El bosque se sumergía en una oscuridad espesa. Sobre la tierra húmeda, al pie de un viejo roble, estaba sentado un anciano. Su respiración era agitada, sus manos temblaban de frío y sus ojos estaban llenos de desesperación. Sus propios hijos lo habían traído allí y abandonado, como si fuera basura inútil.
Hacía tiempo que esperaban su muerte. La herencia —una gran casa, tierras, dinero— debía caer en sus manos. Pero el viejo se negaba a morir. Así que decidieron acelerar el final: lo dejaron en lo profundo del bosque sin comida ni agua, confiando en que las bestias salvajes cumplirían su labor y la policía lo daría por un trágico accidente.
El pobre hombre se apoyaba contra el árbol, temblando ante cada sonido. A lo lejos, el viento aullaba, pero entre sus rugidos se escuchaba otro eco: el de los lobos. Sabía que el fin estaba cerca.
—Dios mío… ¿así es como termina todo? —susurró, juntando las manos en oración.
En ese instante, una rama crujió. Luego otra. Los pasos se acercaban. El anciano intentó levantarse, pero su cuerpo no respondía. Sus ojos buscaban en la penumbra hasta que, entre los arbustos, apareció un lobo.
La bestia avanzó lentamente por el sendero. Su pelaje brillaba bajo la luna, sus ojos relucían. Mostró los colmillos y se acercó.
«Esto es el final», pensó el viejo.
Cerró los ojos y murmuró una plegaria, esperando el dolor de los dientes afilados. Pero de pronto, ocurrió algo que jamás hubiera imaginado.
El lobo no atacó. Se detuvo a su lado, inclinó la cabeza y emitió un aullido suave, como si hablara con él.
Confundido, el anciano extendió la mano… y la bestia no se apartó. Al contrario, permitió que tocara su espeso pelaje.
Entonces lo recordó. Años atrás, cuando aún tenía fuerzas, había encontrado a un lobo joven atrapado en la trampa de un cazador furtivo.

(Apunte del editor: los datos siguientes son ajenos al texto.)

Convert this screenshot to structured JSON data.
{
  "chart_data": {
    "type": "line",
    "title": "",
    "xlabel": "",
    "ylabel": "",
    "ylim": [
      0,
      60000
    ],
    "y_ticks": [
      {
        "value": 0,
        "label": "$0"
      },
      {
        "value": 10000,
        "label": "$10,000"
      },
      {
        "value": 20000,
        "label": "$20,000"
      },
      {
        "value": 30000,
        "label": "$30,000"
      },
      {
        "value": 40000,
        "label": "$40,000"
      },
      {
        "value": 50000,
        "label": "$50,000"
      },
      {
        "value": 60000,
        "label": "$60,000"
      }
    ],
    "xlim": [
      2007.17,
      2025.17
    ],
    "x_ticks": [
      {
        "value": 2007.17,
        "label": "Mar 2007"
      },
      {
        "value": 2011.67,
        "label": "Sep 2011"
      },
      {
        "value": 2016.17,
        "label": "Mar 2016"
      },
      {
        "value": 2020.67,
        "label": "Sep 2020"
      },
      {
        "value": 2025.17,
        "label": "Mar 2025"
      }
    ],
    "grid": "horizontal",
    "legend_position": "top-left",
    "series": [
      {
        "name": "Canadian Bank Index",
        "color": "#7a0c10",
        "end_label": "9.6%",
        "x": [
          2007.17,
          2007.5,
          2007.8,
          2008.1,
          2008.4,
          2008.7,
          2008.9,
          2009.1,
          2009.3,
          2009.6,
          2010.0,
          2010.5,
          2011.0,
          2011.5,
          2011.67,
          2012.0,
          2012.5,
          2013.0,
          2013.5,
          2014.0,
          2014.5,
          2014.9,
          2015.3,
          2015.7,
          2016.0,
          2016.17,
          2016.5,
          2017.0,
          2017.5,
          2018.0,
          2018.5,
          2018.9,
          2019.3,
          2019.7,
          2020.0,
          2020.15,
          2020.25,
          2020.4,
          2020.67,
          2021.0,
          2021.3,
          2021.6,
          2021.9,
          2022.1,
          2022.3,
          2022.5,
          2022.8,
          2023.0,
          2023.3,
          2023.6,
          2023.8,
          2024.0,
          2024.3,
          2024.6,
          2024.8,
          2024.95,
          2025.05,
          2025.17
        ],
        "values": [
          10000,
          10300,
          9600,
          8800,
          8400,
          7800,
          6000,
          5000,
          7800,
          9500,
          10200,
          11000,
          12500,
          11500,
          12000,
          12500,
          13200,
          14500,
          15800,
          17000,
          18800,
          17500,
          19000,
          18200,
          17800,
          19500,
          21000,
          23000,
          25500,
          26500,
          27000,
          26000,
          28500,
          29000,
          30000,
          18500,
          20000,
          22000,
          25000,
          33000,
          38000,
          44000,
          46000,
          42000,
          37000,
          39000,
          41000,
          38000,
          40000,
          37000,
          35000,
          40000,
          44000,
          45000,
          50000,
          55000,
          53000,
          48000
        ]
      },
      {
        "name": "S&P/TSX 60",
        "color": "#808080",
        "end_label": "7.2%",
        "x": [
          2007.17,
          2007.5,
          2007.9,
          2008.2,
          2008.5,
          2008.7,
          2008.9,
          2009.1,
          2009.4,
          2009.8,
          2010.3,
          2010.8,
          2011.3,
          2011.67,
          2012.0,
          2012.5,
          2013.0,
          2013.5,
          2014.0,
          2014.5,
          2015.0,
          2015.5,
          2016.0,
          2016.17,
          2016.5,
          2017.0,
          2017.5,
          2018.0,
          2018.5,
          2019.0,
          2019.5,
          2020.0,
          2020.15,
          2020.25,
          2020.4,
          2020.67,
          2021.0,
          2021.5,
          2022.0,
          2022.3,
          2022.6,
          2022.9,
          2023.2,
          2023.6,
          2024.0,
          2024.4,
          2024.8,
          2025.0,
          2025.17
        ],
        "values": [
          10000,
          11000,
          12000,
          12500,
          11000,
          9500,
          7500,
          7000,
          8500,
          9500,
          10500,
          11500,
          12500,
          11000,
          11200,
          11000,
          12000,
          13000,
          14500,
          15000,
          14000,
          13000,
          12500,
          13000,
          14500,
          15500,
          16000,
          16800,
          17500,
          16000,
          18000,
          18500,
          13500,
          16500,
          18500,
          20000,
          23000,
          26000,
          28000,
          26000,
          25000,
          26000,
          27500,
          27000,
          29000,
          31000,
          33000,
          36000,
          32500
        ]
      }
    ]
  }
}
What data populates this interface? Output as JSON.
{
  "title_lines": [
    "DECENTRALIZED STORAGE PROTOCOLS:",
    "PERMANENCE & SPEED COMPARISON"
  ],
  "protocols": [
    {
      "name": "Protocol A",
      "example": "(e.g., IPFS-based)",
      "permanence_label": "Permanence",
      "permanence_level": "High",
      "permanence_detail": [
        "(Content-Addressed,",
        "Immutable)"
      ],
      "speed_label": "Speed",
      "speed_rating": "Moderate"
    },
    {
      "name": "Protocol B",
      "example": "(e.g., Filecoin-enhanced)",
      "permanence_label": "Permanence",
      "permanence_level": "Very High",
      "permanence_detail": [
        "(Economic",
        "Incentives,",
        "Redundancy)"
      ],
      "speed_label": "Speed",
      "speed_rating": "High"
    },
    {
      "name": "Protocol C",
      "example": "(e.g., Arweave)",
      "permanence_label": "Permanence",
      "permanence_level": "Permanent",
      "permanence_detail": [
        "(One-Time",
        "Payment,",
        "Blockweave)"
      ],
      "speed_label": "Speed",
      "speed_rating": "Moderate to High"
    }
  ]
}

No dudó en ayudarlo, arriesgándose para liberarlo de los hierros dentados. El lobo había huido sin mirar atrás… pero, al parecer, nunca lo olvidó.
Ahora, aquel solitario depredador se inclinaba ante el hombre como ante su salvador. Se agachó aún más, insinuando: *súbete*.
Con esfuerzo, casi sin fuerzas, el viejo se aferró al cuello robusto del animal. El lobo lo alzó y lo llevó a través del bosque oscuro. El anciano oía las ramas romperse bajo las patas, las sombras de otros animales que no osaban acercarse.
Tras unos kilómetros, apareció una luz: un pueblo. Los aldeanos, alertados por el ladrido de los perros, salieron y vieron algo increíble: un enorme lobo depositaba con cuidado a un hombre anciano, débil pero vivo, frente a sus puertas.
Cuando el viejo estuvo bajo el techo de aquellos bondadosos extraños, lloró. No de miedo, sino al comprender que el animal había sido más humano que sus propios hijos.